Diet soda study goes flat

By ACSH Staff — Feb 10, 2011
After vilifying sugary soft drinks as one of the main causes of our nation’s obesity epidemic, the media is now going after diet sodas as well by publicizing a thoroughly unscientific, poorly executed study presented yesterday at the American Stroke Association International Stroke Conference in Los Angeles. Researchers used data on 163 people who drink one or more diet sodas per day and found that they had a 61 percent increased risk of cardiovascular events compared to 901 participants who reported drinking no diet soda.

After vilifying sugary soft drinks as one of the main causes of our nation’s obesity epidemic, the media is now going after diet sodas as well by publicizing a thoroughly unscientific, poorly executed study presented yesterday at the American Stroke Association International Stroke Conference in Los Angeles.
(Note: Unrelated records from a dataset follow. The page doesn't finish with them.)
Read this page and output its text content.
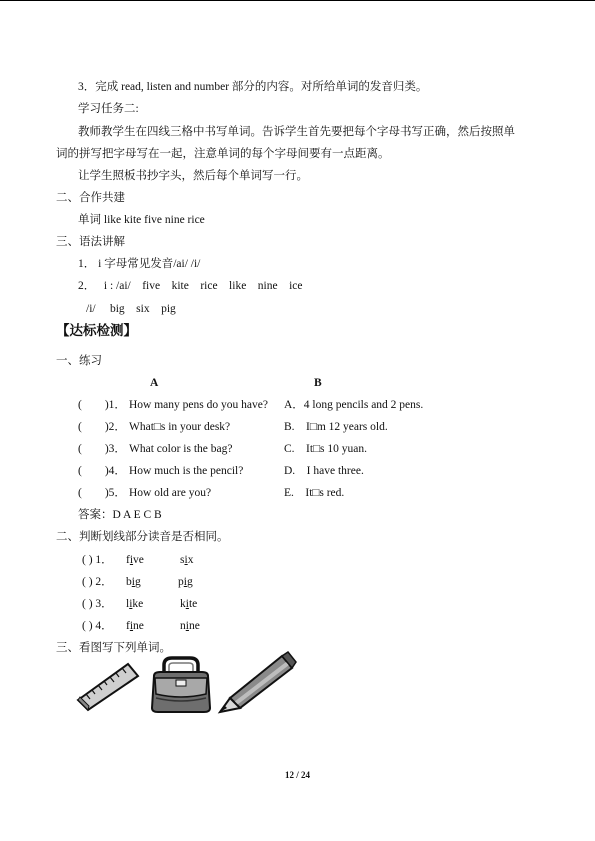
3．完成 read, listen and number 部分的内容。对所给单词的发音归类。
学习任务二:
教师教学生在四线三格中书写单词。告诉学生首先要把每个字母书写正确，然后按照单
词的拼写把字母写在一起，注意单词的每个字母间要有一点距离。
让学生照板书抄字头，然后每个单词写一行。
二、合作共建
单词 like kite five nine rice
三、语法讲解
1． i 字母常见发音/ai/ /i/
2．   i : /ai/    five    kite    rice    like    nine    ice
/i/     big    six    pig
【达标检测】
一、练习
A	B
(        )1． How many pens do you have? A．4 long pencils and 2 pens.
(        )2． What□s in your desk?	B.    I□m 12 years old.
(        )3． What color is the bag?	C.    It□s 10 yuan.
(        )4． How much is the pencil?	D.    I have three.
(        )5． How old are you?	E.    It□s red.
答案：D A E C B
二、判断划线部分读音是否相同。
( ) 1． five	six
( ) 2． big	pig
( ) 3． like	kite
( ) 4． fine	nine
三、看图写下列单词。
12 / 24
Researchers used data on 163 people who drink one or more diet sodas per day and found that they had a 61 percent increased risk of cardiovascular events compared to 901 participants who reported drinking no diet soda. Although the study allegedly controlled for the effects of smoking, physical activity, alcohol consumption and calories consumed per day, it failed to control for a family history of cardiovascular disease, hyperlipidemia, and most importantly, body mass index — all of which are factors that would most likely explain the observed increase in heart attack or stroke risk. They failed to even report the subjects’ average weight in the two groups, which could in itself be the explanation.

In addition, nearly three-quarters of the study participants were Hispanic or African American, both of which are minority groups considered to be at higher risk for cardiovascular events, thus further muddling the study results. Moreover, it’s not even clear that the researchers' data on the amount of study subjects’ calorie consumption was reliable or accurate.

Dr. Howard Weintraub, clinical director of the New York University Center for the Prevention of Cardiovascular Disease, offers a more plausible explanation for the findings: “Unfortunately, it may be that individuals with poor dietary habits do resort in some kind of calorie balancing and continue to eat high-calorie sweet foods but reduce their guilt by drinking diet soda.”

Alarmed by how a study rife with so many uncontrolled confounders could be so widely addressed as though factual by the mass media, ACSH’s Dr. Elizabeth Whelan points out that “diet soda is not just one uniform product, but rather is comprised of a variety of formulations that incorporate either Splenda, aspartame or saccharin. Thus, they’re all chemically different and cannot pose the same effect, but the researchers of this study decided to lump them all together, anyway.”

“These researchers completely ignored every precept of solid epidemiological research, and what’s more, they failed to detect an increased risk of cardiovascular risk among daily drinkers of regular soda,” says ACSH’s Dr. Gilbert Ross. “There are absolutely no biological hypotheses that can begin to justify this. I doubt any reputable scientific, peer-reviewed journal will ever publish such nonsense.”